Keimanan kepada Allah Subhanahu wa Ta'ala itu merupakan hubungan yang semulia-mulianya antara manusia dengan Dzat yang Maha Menciptakannya. Sebabnya yang sedemikian ini ialah karena manusia adalah semulia mulia makhluk Tuhan yang menetap di atas permukaan bumi, sedang semulia-mulia yang ada di dalam tubuh manusia itu ialah hatinya dan semulia-mulia sifat yang ada di dalam hati itu adalah keimanan. 
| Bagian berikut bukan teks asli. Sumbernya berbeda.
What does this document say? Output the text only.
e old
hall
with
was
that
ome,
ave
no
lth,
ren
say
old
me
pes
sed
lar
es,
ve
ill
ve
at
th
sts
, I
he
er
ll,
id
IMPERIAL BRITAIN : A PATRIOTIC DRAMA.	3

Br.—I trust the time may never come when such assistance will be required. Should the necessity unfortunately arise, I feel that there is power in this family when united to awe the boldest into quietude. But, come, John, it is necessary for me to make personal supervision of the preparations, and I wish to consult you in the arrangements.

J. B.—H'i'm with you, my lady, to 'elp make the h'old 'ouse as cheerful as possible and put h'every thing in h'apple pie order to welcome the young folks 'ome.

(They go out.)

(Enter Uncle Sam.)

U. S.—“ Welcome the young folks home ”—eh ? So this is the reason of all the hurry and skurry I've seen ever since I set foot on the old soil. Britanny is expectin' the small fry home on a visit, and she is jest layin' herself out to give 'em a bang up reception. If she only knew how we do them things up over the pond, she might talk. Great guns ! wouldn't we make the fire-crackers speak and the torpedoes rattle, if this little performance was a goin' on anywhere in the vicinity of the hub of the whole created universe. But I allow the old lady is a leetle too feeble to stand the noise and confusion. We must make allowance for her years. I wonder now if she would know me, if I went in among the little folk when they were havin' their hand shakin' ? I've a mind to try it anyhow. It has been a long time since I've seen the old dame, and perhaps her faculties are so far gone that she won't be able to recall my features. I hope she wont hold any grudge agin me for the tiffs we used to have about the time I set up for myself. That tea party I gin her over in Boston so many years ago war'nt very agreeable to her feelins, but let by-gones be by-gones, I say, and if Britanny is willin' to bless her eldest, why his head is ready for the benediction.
Dari segi ini dapatlah kita maklumi bahwasanya mendapatkan petunjuk sehingga menjadi manusia yang beriman, adalah seagung-agung kenikmatan yang dimiliki oleh seseorang, juga semulia-mulia kurnia Allah Ta'ala yang dilimpahkan kepada hambaNya secara mutlak. Dalam hal ini Allah Ta'ala berfirman: 

"Mereka merasa telah memberi nikmat kepadamu dengan keislaman mereka. Katakanlah: "Janganlah kamu merasa telah memberi nikmat kepadaku dengan keislamanmu, sebenarnya Allah, Dialah yang melimpahkan nikmat kepadamu dengan memimpin kamu kepada keimanan jika kamu adalah orang-orang yang benar." (Al-Hujurat: 17) 

Allah Ta'ala berfirman pula: 

"Tetapi Allah telah menimbulkan cintamu kepada keimanan dan menjadikan keimanan itu perhiasan dalam hatimu dan ditumbuhkan pula oleh Allah itu rasa kebencian dalam hatimu terhadap kekufuran, kejahatan dan kedurhakaan. Mereka itulah orang-orang yang mengikuti jalan yang benar. Demikian itu adalah suatu kurnia dan kenikmatan dari Allah. " (Al-Hujurat: 7) 

Keimanan itu bukanlah semata-mata ucapan yang keluar dari bibir dan lidah saja ataupun hanya semacam keyakinan dalam hati belaka, tetapi keimanan yang sebenar-benarnya adalah merupakan suatu akidah atau kepercayaan yang memenuhi seluruh isi hati nurani dan dari situ akan muncul pulalah bekas-bekas atas kesan-kesannya, sebagaimana munculnya cahaya yang disorotkan oleh matahari dan juga sebagaimana semerbaknya bau harum yang disemarakkan oleh setangkai bunga mawar. 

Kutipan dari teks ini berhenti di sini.